When I Need It
'It' always shows up...
And of course, by ‘it’ I mean a connection. I mean a wink, a nudge, an invisible hug, an inside joke. In a bigger sense, I mean a reminder of our relationship and a mystical knowing that our connection remains intact.
I am not one to routinely ‘call upon’ for favors or special treatment those I love who have passed away. (OK, with one exception: I do call upon my mother to help me find good parking spots. She was always great at it before she died, and she excels at it in spirit as well.)
Over the past several weeks I’ve noticed what I sensed was a slight uptick in license plate messages and the like. I’m always looking at license plates, billboards, phone numbers, bumper stickers, cloud configurations (of course), songs that play on my iPod or the radio, the animals that cross my path – anything that could be a means of communication, symbolism, or metaphor.
And yet, in spite of everything, I also tend to just observe and try not to read too much into these circumstances that cross my path. Basically, I see them, note them in my heart, send a smile, and tuck them away.
A day or so ago, though, if you’d asked me, I might have admitted that things were starting to feel a bit sketchy. (Might have.) (If you caught me at a vulnerable moment.) I’m deliberately using equivocal language because I’m barely giving myself the option to admit that I might be feeling a little strained.
The bump in the road that I’m navigating is nothing compared to the trials, tribulations (and heartache!) so many other people are confronting – including the person most directly affected.
And so, it’s interesting that the very first night I got home from dealing with ‘stuff,’ a month ago, I walked into our house – and a wren was flying around in our living room.

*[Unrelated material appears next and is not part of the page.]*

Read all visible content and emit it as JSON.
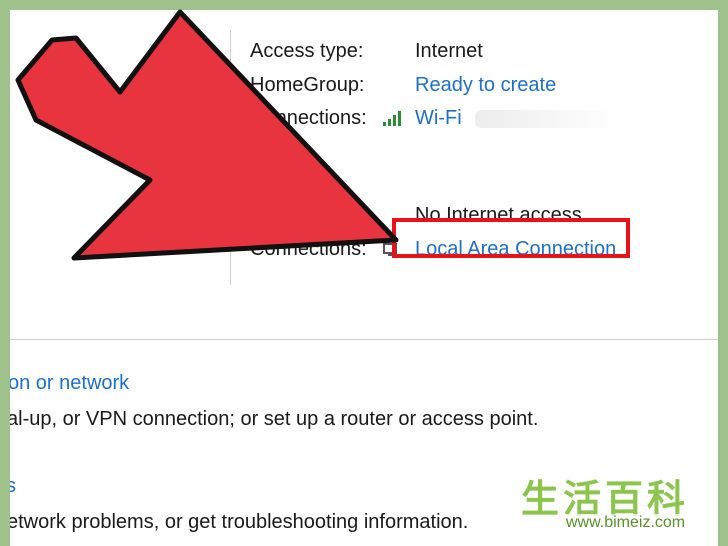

A wren. And it went into our kitchen and knocked one of the colorful antique glass bottles off the windowsill. Luckily, the bottle didn’t break and the wren seemed to decide its shenanigans were enough, and it immediately exited out the kitchen door, which I’d just propped open.
This was significant to me because shortly after our son Karl died, a wren visited me in our house in exactly the same way. This was a first for me; I’d actually never paid attention to looking at a wren up close and personal before that moment. That’s when I discovered wrens are associated with drowning – which confirmed for me that this little bird was a messenger sent by my son to check on me.
It was thus not lost on me that a wren showed up again to check on me - just shy of a month ago – and once it had snagged my attention, willingly exited our home.
Since the Wren Visit, I’ve seen little nuggets from my son every single day. For instance, just today, I say a license plate with two out of three of his initials – followed by his birthdate.
These instances of connection have been happening so frequently, in fact, that I worry about becoming cavalier over his efforts to assure me he’s ‘there.’
And so, the other day, as I rushed to get where I was going, I was gobsmacked when I saw the license plate on the car beside me in the parking lot:
OK, Karl. I can’t deny that one. Well done! Thank you for making the effort. I definitely feel loved. And supported.
And the thing is, I feel like I’m supposed to write about this tonight because I’m getting the sense that each one of you reading this needs to stop, get quiet, and commit to yourself to pay attention to the details of your life. It’s very likely someone (or more than one) is trying to connect with you and assure you that you are not alone. That you are seen. And you are loved.
Now more than ever, we need this connection. They know it and we know it. The difference is, they’re adamant - and persistent.





I call on Grandma's parking magic too ✨✨❤️
I love your first paragraph so much, for this is how I live my life. Just knowing that I'm in relationship with a higher power, my ancestors, my departed loved ones and, of course, my angels, gives me hope. It lets me know that I'm not alone in this world. That I'm loved and safe and cared about. Thank for sharing this with us. May you be blessed.